Bridging ARINC 653 and POSIX for FACE Alignment

Standardized APIs that define OS functions and parameter passing have existed for years (such as POSIX and ARINC 653). FACE takes that one step further by also defining the communications interfaces (as a part of the Transport Services Segment (TSS)), and the Data Model etc. The goal is to make the software interoperable by Units of Portability (UoP), and enable both legacy and new software, whether written to POSIX or ARINC 653, to coexist on the same system.

Figure 1 shows a combined Deos/RTEMS FACE solution. Here, Deos provides ARINC 653 time, space partitioning, and TCP/IP services for user applications that meet the FACE Safety Base Profile requirements. 

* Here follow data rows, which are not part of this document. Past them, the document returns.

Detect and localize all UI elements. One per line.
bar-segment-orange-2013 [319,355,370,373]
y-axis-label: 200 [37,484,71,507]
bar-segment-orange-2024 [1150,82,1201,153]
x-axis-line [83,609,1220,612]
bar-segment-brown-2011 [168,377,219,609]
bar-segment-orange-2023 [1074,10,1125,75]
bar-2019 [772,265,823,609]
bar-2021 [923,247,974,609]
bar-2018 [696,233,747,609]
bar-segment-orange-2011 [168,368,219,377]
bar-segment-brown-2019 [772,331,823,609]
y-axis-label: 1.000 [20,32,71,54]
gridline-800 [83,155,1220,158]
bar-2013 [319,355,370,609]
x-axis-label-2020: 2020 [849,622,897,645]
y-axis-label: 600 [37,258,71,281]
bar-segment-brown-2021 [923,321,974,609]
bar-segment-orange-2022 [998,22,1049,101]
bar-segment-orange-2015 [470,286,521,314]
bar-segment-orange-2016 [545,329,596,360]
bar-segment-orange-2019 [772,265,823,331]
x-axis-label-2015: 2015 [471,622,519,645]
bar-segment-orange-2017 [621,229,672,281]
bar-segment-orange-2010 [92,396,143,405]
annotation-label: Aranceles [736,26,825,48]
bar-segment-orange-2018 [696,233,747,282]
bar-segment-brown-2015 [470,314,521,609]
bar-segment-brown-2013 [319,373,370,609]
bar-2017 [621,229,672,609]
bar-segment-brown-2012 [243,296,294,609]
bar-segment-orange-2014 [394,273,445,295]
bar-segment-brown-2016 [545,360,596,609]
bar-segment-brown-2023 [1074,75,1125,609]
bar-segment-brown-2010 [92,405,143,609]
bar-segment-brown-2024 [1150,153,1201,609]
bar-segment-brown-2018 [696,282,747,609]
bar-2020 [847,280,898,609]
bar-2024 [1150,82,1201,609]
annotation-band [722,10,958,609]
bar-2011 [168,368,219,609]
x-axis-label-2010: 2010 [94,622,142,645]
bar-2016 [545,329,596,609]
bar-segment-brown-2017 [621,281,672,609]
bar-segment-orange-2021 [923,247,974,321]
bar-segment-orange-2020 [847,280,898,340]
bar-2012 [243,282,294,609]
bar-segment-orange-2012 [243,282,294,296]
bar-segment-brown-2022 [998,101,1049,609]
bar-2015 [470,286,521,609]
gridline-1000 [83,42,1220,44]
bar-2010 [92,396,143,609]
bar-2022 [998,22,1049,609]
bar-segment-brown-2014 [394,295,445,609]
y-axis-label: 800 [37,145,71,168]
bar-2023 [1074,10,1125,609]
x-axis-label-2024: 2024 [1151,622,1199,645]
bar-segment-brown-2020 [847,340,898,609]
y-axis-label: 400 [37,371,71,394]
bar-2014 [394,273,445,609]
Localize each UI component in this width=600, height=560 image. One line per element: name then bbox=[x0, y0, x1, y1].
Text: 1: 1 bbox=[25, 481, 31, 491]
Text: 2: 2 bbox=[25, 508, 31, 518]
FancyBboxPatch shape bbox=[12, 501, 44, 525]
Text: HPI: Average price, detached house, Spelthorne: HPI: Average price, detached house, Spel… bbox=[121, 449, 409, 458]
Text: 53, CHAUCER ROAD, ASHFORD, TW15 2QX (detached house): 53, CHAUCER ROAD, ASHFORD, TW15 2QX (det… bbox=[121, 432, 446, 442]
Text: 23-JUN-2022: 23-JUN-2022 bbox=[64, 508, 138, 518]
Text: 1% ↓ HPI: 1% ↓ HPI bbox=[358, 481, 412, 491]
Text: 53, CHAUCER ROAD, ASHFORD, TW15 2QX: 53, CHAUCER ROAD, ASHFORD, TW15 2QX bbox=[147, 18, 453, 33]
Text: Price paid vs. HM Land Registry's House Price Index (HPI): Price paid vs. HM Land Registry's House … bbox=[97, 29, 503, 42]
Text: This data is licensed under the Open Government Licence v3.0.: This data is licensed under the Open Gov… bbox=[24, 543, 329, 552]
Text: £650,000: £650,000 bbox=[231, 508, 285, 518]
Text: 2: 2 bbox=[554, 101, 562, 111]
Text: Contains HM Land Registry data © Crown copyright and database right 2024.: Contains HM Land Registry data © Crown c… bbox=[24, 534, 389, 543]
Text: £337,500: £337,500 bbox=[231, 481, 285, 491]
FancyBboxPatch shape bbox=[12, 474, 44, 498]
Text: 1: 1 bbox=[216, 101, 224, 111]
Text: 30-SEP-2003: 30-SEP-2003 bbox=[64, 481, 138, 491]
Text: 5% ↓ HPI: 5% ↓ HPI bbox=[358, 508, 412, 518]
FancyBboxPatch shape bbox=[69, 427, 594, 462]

RTEMS, a native POSIX 52-compliant RTOS (single process/multiple threads), serves as a classic hard-real-time executive, providing POSIX API services that facilitate application portability while maintaining a deterministic real-time environment. RTEMS also provides non-POSIX RTEMS services such as stack checking, performance monitoring, a shell, and the Classic API based on the RTEID and ORKID specifications. Many of these services are helpful while debugging and tuning a system, but should not be included in production builds by applications that must be FACE-aligned.

The integration of Deos and RTEMS is achieved through the RTEMS/Deos BSP and Adapter. The BSP provides the hardware abstraction layer that tailors RTEMS for a specific target board. In this case, the target board is the virtualized environment provided by the Deos kernel.

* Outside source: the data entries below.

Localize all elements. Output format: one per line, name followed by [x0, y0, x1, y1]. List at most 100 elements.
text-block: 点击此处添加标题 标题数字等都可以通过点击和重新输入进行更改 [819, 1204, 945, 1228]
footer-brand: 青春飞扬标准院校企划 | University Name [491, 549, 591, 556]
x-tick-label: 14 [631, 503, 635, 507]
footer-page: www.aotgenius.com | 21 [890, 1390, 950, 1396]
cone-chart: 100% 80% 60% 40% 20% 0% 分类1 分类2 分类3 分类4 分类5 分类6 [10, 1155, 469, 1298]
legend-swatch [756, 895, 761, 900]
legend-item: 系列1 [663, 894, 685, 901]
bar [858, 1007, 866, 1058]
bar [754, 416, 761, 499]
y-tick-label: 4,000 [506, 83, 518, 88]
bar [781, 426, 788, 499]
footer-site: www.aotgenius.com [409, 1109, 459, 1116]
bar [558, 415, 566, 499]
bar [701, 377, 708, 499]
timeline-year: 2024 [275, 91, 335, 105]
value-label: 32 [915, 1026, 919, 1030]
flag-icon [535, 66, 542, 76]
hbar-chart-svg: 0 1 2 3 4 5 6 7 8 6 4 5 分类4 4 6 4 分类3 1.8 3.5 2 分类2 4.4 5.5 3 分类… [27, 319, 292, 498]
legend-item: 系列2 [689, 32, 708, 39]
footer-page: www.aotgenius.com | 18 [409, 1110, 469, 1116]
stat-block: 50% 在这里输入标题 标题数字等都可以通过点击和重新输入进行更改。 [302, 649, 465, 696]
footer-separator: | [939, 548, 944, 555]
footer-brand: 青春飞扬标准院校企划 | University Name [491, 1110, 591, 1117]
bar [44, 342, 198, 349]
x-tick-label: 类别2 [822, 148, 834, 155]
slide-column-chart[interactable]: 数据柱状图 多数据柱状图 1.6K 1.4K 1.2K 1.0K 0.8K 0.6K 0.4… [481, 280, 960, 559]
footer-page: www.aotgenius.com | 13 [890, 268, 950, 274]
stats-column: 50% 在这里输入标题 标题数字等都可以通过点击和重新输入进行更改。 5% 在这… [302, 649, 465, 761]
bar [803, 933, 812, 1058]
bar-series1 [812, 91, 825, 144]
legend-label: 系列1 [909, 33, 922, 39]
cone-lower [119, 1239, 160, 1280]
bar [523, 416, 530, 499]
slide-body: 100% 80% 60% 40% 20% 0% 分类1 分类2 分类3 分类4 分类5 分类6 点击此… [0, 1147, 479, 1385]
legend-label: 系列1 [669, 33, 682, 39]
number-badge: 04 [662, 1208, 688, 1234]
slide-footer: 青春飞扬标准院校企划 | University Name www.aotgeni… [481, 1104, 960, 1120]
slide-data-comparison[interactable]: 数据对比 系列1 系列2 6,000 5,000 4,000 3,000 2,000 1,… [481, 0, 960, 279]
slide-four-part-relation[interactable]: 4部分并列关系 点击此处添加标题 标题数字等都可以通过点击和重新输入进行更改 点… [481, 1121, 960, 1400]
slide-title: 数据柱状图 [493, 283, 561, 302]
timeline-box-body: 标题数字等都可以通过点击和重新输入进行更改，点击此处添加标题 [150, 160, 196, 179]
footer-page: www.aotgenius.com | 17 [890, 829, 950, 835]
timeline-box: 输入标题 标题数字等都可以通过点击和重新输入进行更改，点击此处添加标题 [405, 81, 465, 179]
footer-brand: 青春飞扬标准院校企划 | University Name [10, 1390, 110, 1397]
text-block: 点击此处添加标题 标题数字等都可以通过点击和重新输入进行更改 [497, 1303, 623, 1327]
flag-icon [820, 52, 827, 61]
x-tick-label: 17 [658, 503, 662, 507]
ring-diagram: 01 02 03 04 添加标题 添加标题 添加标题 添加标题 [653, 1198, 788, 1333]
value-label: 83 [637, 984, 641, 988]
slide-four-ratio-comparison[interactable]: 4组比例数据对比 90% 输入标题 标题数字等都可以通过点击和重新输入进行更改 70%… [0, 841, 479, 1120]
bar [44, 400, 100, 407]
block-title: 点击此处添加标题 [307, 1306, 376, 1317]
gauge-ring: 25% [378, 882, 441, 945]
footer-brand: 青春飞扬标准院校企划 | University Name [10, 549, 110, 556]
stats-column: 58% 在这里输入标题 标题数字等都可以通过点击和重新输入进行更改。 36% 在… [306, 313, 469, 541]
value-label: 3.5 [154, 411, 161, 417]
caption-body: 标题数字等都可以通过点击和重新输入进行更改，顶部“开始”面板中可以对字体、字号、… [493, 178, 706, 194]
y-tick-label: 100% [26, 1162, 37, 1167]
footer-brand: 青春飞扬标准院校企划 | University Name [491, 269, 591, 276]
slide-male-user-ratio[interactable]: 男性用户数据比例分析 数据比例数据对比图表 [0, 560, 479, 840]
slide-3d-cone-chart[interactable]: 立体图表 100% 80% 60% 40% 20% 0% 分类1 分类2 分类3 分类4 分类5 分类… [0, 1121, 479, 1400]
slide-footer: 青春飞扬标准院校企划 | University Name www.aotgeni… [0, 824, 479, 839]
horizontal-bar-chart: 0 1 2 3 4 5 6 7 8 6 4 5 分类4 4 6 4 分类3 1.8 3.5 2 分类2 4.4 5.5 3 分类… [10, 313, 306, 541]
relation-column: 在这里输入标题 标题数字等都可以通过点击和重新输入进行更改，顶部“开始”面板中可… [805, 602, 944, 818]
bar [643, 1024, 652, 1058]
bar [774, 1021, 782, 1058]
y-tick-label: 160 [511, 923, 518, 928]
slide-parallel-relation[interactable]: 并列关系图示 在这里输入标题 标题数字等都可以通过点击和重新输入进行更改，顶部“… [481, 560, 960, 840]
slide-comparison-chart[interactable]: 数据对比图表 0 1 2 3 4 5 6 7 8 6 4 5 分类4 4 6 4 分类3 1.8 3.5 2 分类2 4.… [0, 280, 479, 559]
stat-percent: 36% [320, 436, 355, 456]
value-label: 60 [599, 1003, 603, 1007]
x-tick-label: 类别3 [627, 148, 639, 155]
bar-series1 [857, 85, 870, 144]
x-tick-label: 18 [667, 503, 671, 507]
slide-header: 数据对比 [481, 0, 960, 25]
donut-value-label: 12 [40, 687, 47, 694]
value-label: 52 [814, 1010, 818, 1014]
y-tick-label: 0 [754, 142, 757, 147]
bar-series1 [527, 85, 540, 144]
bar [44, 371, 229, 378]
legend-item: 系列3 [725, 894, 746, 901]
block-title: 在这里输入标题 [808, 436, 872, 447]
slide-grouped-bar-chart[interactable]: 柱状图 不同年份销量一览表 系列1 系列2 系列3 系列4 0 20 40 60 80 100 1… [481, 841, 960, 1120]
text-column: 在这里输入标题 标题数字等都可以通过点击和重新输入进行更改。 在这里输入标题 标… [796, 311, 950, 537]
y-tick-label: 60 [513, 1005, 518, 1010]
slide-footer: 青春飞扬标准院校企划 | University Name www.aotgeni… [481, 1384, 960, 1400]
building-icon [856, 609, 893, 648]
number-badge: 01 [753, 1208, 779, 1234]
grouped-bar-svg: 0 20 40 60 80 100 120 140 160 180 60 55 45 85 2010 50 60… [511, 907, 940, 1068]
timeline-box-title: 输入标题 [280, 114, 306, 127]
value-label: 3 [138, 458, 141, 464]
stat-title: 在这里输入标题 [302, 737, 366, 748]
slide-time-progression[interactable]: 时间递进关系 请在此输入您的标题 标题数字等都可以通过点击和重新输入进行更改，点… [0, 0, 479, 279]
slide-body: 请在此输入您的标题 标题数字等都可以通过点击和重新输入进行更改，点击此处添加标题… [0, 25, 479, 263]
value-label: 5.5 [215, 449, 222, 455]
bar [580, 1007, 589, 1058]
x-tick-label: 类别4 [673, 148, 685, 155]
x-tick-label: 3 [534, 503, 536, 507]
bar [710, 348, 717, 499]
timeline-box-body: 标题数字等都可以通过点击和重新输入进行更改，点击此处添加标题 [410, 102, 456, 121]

2. In this FACE-aligned RTOS solution, Deos provides the over-arching partitioning and top-level ARINC time-sliced scheduling framework. Within ARINC frames, other scheduling options may be utilized, such as POSIX, a hard-real-time interrupt scheduler like RTEMS, or the Deos safety-critical scheduler.

RTEMS and applications hosted on RTEMS execute in a protected address space. This requires that the RTEMS be built in paravirtualized mode, which allows it to execute without the use of privileged instructions. The BSP initializes the stack and registers, providing a logical abstraction that uses Deos kernel services to implement services that would normally be done via direct hardware access.

With proper adaptation and sufficient device abstraction, all RTEMS services can be supported in this environment. However, the primary focus is on multithreading, including communication and synchronization services.

The Deos kernel provides the overarching time, space, and resource partitioning required to keep the applications in each partition safe from anything running in other partitions in the system. The scheduling of the partitions follows the ARINC 653P1 specification as shown in Fig. 2. Partitions are scheduled in a timeline per major frame. Within each partition, the units of execution are scheduled via a second level scheduler such as ARINC 653, RTEMS, or, in the case of the TCP/IP stack, Deos’ native RMA scheduler.

Portability, Reuse, Upgradeability

By establishing standards for software interfaces, interoperability, and certification, FACE will reduce vendor lock, opening what have historically been sole-sourced software solutions from one vendor to interoperable solutions from multiple suppliers. This increased competition not only lowers per-program cost, but also makes it easier for program managers to take advantage of best-in-class technology and services.

The new standards will also enhance portability and reuse. This further reduces cost by making it easier to utilize software components across multiple platforms and programs.

The beauty of the Deos/RTEMS integration is that the Level A certifiability of Deos remains unchanged, as does the open-source nature of RTEMS. In fact, each RTOS can be used in its existing form when desired. As a result, there’s no impact on existing applications for either RTOS.

RTEMS can still be used to host applications on bare metal. It’s also able to host FACE-aligned applications (with restrictions) that can be easily migrated to the fully FACE-aligned Deos/RTEMS environment.